Saturday, 18 July 2015

Science: Discovery Of Massless Weyl Fermion Particle Could Revolutionize Electronics

July 17, 2015 | by Jonathan O'Callaghan
IFLSCIENCE.COM

Two separate teams of researchers have found evidence for a theorized type of massless particle known as a “Weyl fermion.” The discovery was made by scientists at Princeton University in New Jersey and the Massachusetts Institute of Technology, and could herald a whole new age of better electronics.
Weyl fermions were first hypothesized by German mathematician and physicist Hermann Weyl in 1929. They were proposed as being among the building blocks of subatomic particles, and were also said to be unique in that they would have no mass and also behave as both matter and antimatter – which has the same mass but opposite charge and other properties to regular matter – inside a crystal.

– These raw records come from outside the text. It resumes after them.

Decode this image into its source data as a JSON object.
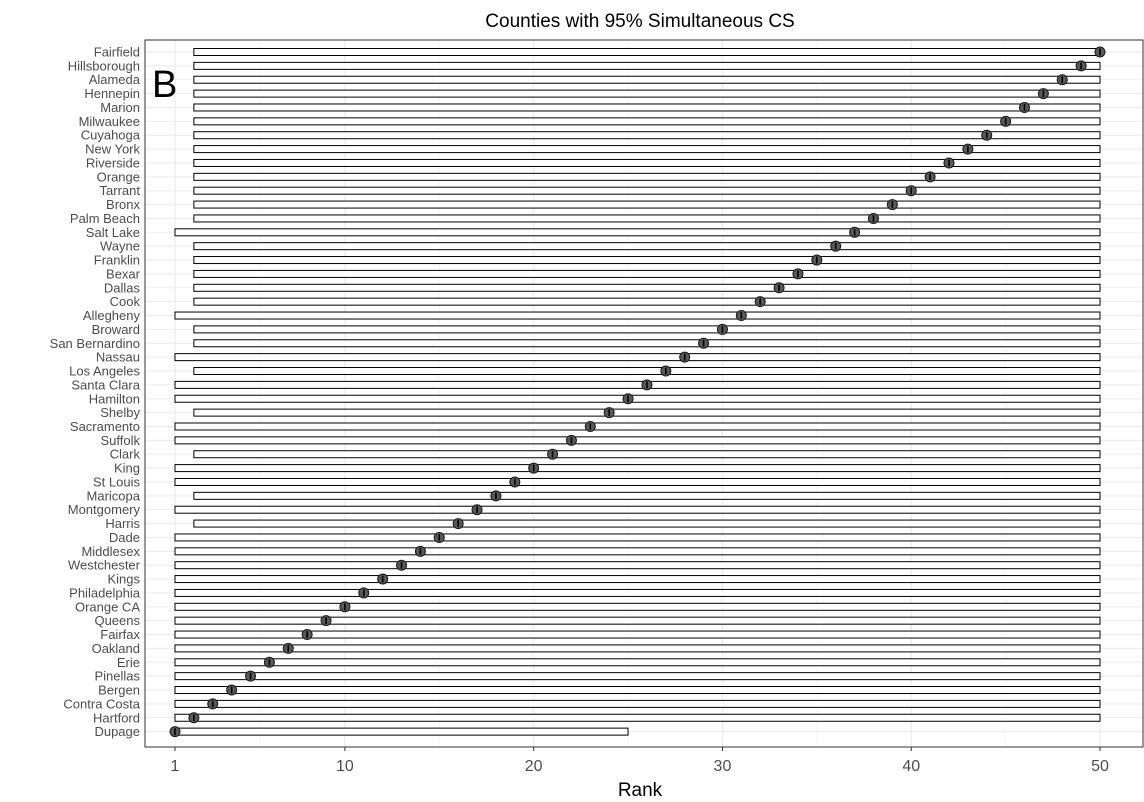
{
  "chart_data": {
    "type": "interval-rank",
    "title": "Counties with 95% Simultaneous CS",
    "xlabel": "Rank",
    "panel_label": "B",
    "xlim": [
      1,
      50
    ],
    "xticks": [
      1,
      10,
      20,
      30,
      40,
      50
    ],
    "grid": true,
    "counties": [
      {
        "name": "Fairfield",
        "rank": 50,
        "lower": 2,
        "upper": 50
      },
      {
        "name": "Hillsborough",
        "rank": 49,
        "lower": 2,
        "upper": 50
      },
      {
        "name": "Alameda",
        "rank": 48,
        "lower": 2,
        "upper": 50
      },
      {
        "name": "Hennepin",
        "rank": 47,
        "lower": 2,
        "upper": 50
      },
      {
        "name": "Marion",
        "rank": 46,
        "lower": 2,
        "upper": 50
      },
      {
        "name": "Milwaukee",
        "rank": 45,
        "lower": 2,
        "upper": 50
      },
      {
        "name": "Cuyahoga",
        "rank": 44,
        "lower": 2,
        "upper": 50
      },
      {
        "name": "New York",
        "rank": 43,
        "lower": 2,
        "upper": 50
      },
      {
        "name": "Riverside",
        "rank": 42,
        "lower": 2,
        "upper": 50
      },
      {
        "name": "Orange",
        "rank": 41,
        "lower": 2,
        "upper": 50
      },
      {
        "name": "Tarrant",
        "rank": 40,
        "lower": 2,
        "upper": 50
      },
      {
        "name": "Bronx",
        "rank": 39,
        "lower": 2,
        "upper": 50
      },
      {
        "name": "Palm Beach",
        "rank": 38,
        "lower": 2,
        "upper": 50
      },
      {
        "name": "Salt Lake",
        "rank": 37,
        "lower": 1,
        "upper": 50
      },
      {
        "name": "Wayne",
        "rank": 36,
        "lower": 2,
        "upper": 50
      },
      {
        "name": "Franklin",
        "rank": 35,
        "lower": 2,
        "upper": 50
      },
      {
        "name": "Bexar",
        "rank": 34,
        "lower": 2,
        "upper": 50
      },
      {
        "name": "Dallas",
        "rank": 33,
        "lower": 2,
        "upper": 50
      },
      {
        "name": "Cook",
        "rank": 32,
        "lower": 2,
        "upper": 50
      },
      {
        "name": "Allegheny",
        "rank": 31,
        "lower": 1,
        "upper": 50
      },
      {
        "name": "Broward",
        "rank": 30,
        "lower": 2,
        "upper": 50
      },
      {
        "name": "San Bernardino",
        "rank": 29,
        "lower": 2,
        "upper": 50
      },
      {
        "name": "Nassau",
        "rank": 28,
        "lower": 1,
        "upper": 50
      },
      {
        "name": "Los Angeles",
        "rank": 27,
        "lower": 2,
        "upper": 50
      },
      {
        "name": "Santa Clara",
        "rank": 26,
        "lower": 1,
        "upper": 50
      },
      {
        "name": "Hamilton",
        "rank": 25,
        "lower": 1,
        "upper": 50
      },
      {
        "name": "Shelby",
        "rank": 24,
        "lower": 2,
        "upper": 50
      },
      {
        "name": "Sacramento",
        "rank": 23,
        "lower": 1,
        "upper": 50
      },
      {
        "name": "Suffolk",
        "rank": 22,
        "lower": 1,
        "upper": 50
      },
      {
        "name": "Clark",
        "rank": 21,
        "lower": 2,
        "upper": 50
      },
      {
        "name": "King",
        "rank": 20,
        "lower": 1,
        "upper": 50
      },
      {
        "name": "St Louis",
        "rank": 19,
        "lower": 1,
        "upper": 50
      },
      {
        "name": "Maricopa",
        "rank": 18,
        "lower": 2,
        "upper": 50
      },
      {
        "name": "Montgomery",
        "rank": 17,
        "lower": 1,
        "upper": 50
      },
      {
        "name": "Harris",
        "rank": 16,
        "lower": 2,
        "upper": 50
      },
      {
        "name": "Dade",
        "rank": 15,
        "lower": 1,
        "upper": 50
      },
      {
        "name": "Middlesex",
        "rank": 14,
        "lower": 1,
        "upper": 50
      },
      {
        "name": "Westchester",
        "rank": 13,
        "lower": 1,
        "upper": 50
      },
      {
        "name": "Kings",
        "rank": 12,
        "lower": 1,
        "upper": 50
      },
      {
        "name": "Philadelphia",
        "rank": 11,
        "lower": 1,
        "upper": 50
      },
      {
        "name": "Orange CA",
        "rank": 10,
        "lower": 1,
        "upper": 50
      },
      {
        "name": "Queens",
        "rank": 9,
        "lower": 1,
        "upper": 50
      },
      {
        "name": "Fairfax",
        "rank": 8,
        "lower": 1,
        "upper": 50
      },
      {
        "name": "Oakland",
        "rank": 7,
        "lower": 1,
        "upper": 50
      },
      {
        "name": "Erie",
        "rank": 6,
        "lower": 1,
        "upper": 50
      },
      {
        "name": "Pinellas",
        "rank": 5,
        "lower": 1,
        "upper": 50
      },
      {
        "name": "Bergen",
        "rank": 4,
        "lower": 1,
        "upper": 50
      },
      {
        "name": "Contra Costa",
        "rank": 3,
        "lower": 1,
        "upper": 50
      },
      {
        "name": "Hartford",
        "rank": 2,
        "lower": 1,
        "upper": 50
      },
      {
        "name": "Dupage",
        "rank": 1,
        "lower": 1,
        "upper": 25
      }
    ]
  },
  "colors": {
    "point_fill": "#595959",
    "point_stroke": "#1a1a1a",
    "interval_fill": "#ffffff",
    "interval_stroke": "#000000",
    "grid_major": "#ebebeb",
    "grid_minor": "#f5f5f5",
    "panel_border": "#333333",
    "text": "#4d4d4d"
  }
}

Initially, they were wrongly identified as neutrinos, until it was found in 1998 that neutrinos have a very small amount of mass. Now the researchers say they have solved the 85-year-old mystery for good. The research by both teams was published in the journal Science.

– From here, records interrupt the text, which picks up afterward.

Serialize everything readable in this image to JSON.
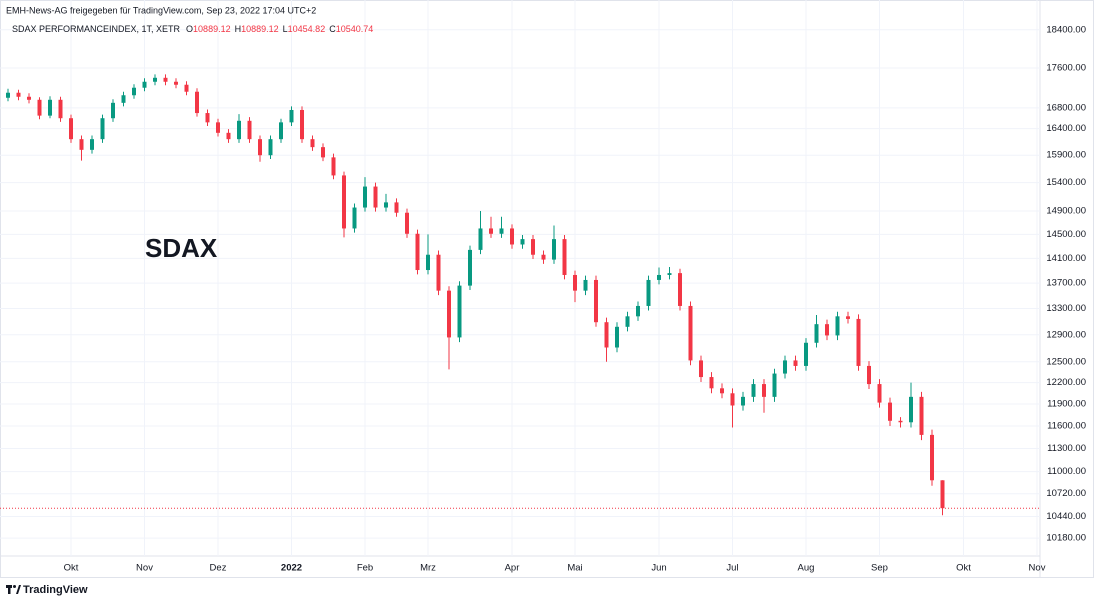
{
  "header": {
    "source": "EMH-News-AG freigegeben für TradingView.com, Sep 23, 2022 17:04 UTC+2",
    "symbol": "SDAX PERFORMANCEINDEX, 1T, XETR",
    "o_label": "O",
    "open": 10889.12,
    "h_label": "H",
    "high": 10889.12,
    "l_label": "L",
    "low": 10454.82,
    "c_label": "C",
    "close": 10540.74
  },
  "footer": {
    "brand": "TradingView"
  },
  "chart_data": {
    "type": "candlestick",
    "annotation": "SDAX",
    "log_scale": true,
    "grid": true,
    "up_color": "#089981",
    "down_color": "#f23645",
    "categories": [
      null,
      null,
      null,
      null,
      null,
      null,
      "Okt",
      null,
      null,
      null,
      null,
      null,
      null,
      "Nov",
      null,
      null,
      null,
      null,
      null,
      null,
      "Dez",
      null,
      null,
      null,
      null,
      null,
      null,
      "2022",
      null,
      null,
      null,
      null,
      null,
      null,
      "Feb",
      null,
      null,
      null,
      null,
      null,
      "Mrz",
      null,
      null,
      null,
      null,
      null,
      null,
      null,
      "Apr",
      null,
      null,
      null,
      null,
      null,
      "Mai",
      null,
      null,
      null,
      null,
      null,
      null,
      null,
      "Jun",
      null,
      null,
      null,
      null,
      null,
      null,
      "Jul",
      null,
      null,
      null,
      null,
      null,
      null,
      "Aug",
      null,
      null,
      null,
      null,
      null,
      null,
      "Sep",
      null,
      null,
      null,
      null,
      null,
      null,
      null,
      "Okt",
      null,
      null,
      null,
      null,
      null,
      null,
      "Nov"
    ],
    "open": [
      17000,
      17100,
      17020,
      16960,
      16650,
      16960,
      16600,
      16200,
      16000,
      16200,
      16600,
      16900,
      17050,
      17200,
      17320,
      17400,
      17320,
      17260,
      17120,
      16700,
      16520,
      16320,
      16200,
      16550,
      16200,
      15900,
      16200,
      16520,
      16760,
      16200,
      16050,
      15860,
      15530,
      14600,
      14960,
      15330,
      14960,
      15050,
      14870,
      14510,
      13910,
      14160,
      13580,
      12860,
      13660,
      14240,
      14600,
      14510,
      14600,
      14330,
      14420,
      14160,
      14080,
      14420,
      13830,
      13580,
      13750,
      13090,
      12710,
      13020,
      13180,
      13340,
      13750,
      13830,
      13860,
      13340,
      12520,
      12280,
      12120,
      12050,
      11880,
      12000,
      12180,
      12000,
      12330,
      12520,
      12440,
      12780,
      13060,
      12890,
      13180,
      13140,
      12440,
      12180,
      11920,
      11670,
      11650,
      12000,
      11480,
      10889.12,
      null,
      null,
      null,
      null,
      null,
      null,
      null,
      null,
      null
    ],
    "high": [
      17180,
      17160,
      17090,
      17010,
      17030,
      17020,
      16670,
      16270,
      16270,
      16670,
      16970,
      17120,
      17270,
      17390,
      17470,
      17470,
      17390,
      17330,
      17190,
      16770,
      16590,
      16390,
      16680,
      16620,
      16270,
      16270,
      16590,
      16830,
      16830,
      16270,
      16120,
      15930,
      15600,
      15030,
      15500,
      15400,
      15200,
      15120,
      14940,
      14580,
      14500,
      14230,
      13650,
      13730,
      14310,
      14900,
      14800,
      14800,
      14670,
      14490,
      14490,
      14230,
      14650,
      14490,
      13900,
      13820,
      13820,
      13160,
      13090,
      13250,
      13410,
      13820,
      13950,
      13960,
      13930,
      13410,
      12590,
      12350,
      12190,
      12120,
      12070,
      12250,
      12250,
      12400,
      12590,
      12590,
      12850,
      13200,
      13130,
      13250,
      13250,
      13210,
      12510,
      12250,
      11990,
      11720,
      12200,
      12070,
      11550,
      10889.12,
      null,
      null,
      null,
      null,
      null,
      null,
      null,
      null,
      null
    ],
    "low": [
      16930,
      16950,
      16890,
      16580,
      16600,
      16530,
      16130,
      15800,
      15930,
      16130,
      16530,
      16830,
      16980,
      17130,
      17250,
      17250,
      17190,
      17050,
      16630,
      16450,
      16250,
      16130,
      16130,
      16130,
      15780,
      15830,
      16130,
      16450,
      16130,
      15980,
      15790,
      15460,
      14450,
      14530,
      14890,
      14890,
      14890,
      14800,
      14440,
      13840,
      13840,
      13510,
      12390,
      12790,
      13590,
      14170,
      14440,
      14440,
      14260,
      14260,
      14090,
      14010,
      14010,
      13760,
      13400,
      13510,
      13020,
      12500,
      12640,
      12950,
      13110,
      13270,
      13680,
      13760,
      13270,
      12450,
      12210,
      12050,
      11980,
      11580,
      11810,
      11930,
      11780,
      11930,
      12260,
      12370,
      12370,
      12710,
      12820,
      12820,
      13070,
      12370,
      12110,
      11850,
      11600,
      11580,
      11580,
      11410,
      10820,
      10454.82,
      null,
      null,
      null,
      null,
      null,
      null,
      null,
      null,
      null
    ],
    "close": [
      17100,
      17020,
      16960,
      16650,
      16960,
      16600,
      16200,
      16000,
      16200,
      16600,
      16900,
      17050,
      17200,
      17320,
      17400,
      17320,
      17260,
      17120,
      16700,
      16520,
      16320,
      16200,
      16550,
      16200,
      15900,
      16200,
      16520,
      16760,
      16200,
      16050,
      15860,
      15530,
      14600,
      14960,
      15330,
      14960,
      15050,
      14870,
      14510,
      13910,
      14160,
      13580,
      12860,
      13660,
      14240,
      14600,
      14510,
      14600,
      14330,
      14420,
      14160,
      14080,
      14420,
      13830,
      13580,
      13750,
      13090,
      12710,
      13020,
      13180,
      13340,
      13750,
      13830,
      13860,
      13340,
      12520,
      12280,
      12120,
      12050,
      11880,
      12000,
      12180,
      12000,
      12330,
      12520,
      12440,
      12780,
      13060,
      12890,
      13180,
      13140,
      12440,
      12180,
      11920,
      11670,
      11650,
      12000,
      11480,
      10889.12,
      10540.74,
      null,
      null,
      null,
      null,
      null,
      null,
      null,
      null,
      null
    ],
    "ylim": [
      9970,
      19050
    ],
    "yticks": [
      {
        "value": 18400,
        "label": "18400.00"
      },
      {
        "value": 17600,
        "label": "17600.00"
      },
      {
        "value": 16800,
        "label": "16800.00"
      },
      {
        "value": 16400,
        "label": "16400.00"
      },
      {
        "value": 15900,
        "label": "15900.00"
      },
      {
        "value": 15400,
        "label": "15400.00"
      },
      {
        "value": 14900,
        "label": "14900.00"
      },
      {
        "value": 14500,
        "label": "14500.00"
      },
      {
        "value": 14100,
        "label": "14100.00"
      },
      {
        "value": 13700,
        "label": "13700.00"
      },
      {
        "value": 13300,
        "label": "13300.00"
      },
      {
        "value": 12900,
        "label": "12900.00"
      },
      {
        "value": 12500,
        "label": "12500.00"
      },
      {
        "value": 12200,
        "label": "12200.00"
      },
      {
        "value": 11900,
        "label": "11900.00"
      },
      {
        "value": 11600,
        "label": "11600.00"
      },
      {
        "value": 11300,
        "label": "11300.00"
      },
      {
        "value": 11000,
        "label": "11000.00"
      },
      {
        "value": 10720,
        "label": "10720.00"
      },
      {
        "value": 10440,
        "label": "10440.00"
      },
      {
        "value": 10180,
        "label": "10180.00"
      }
    ]
  }
}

They found the fermions independently by firing photons at crystals of a semi-metal called tantalum arsenide, which has properties between an insulator and a conductor. They cannot exist by themselves as standalone particles, but instead exist as quasiparticles – a "disturbance" in a medium that behaves like a particle. “In other words, they are electronic activity that behaves as if they were particles in free space,” IEEE explains.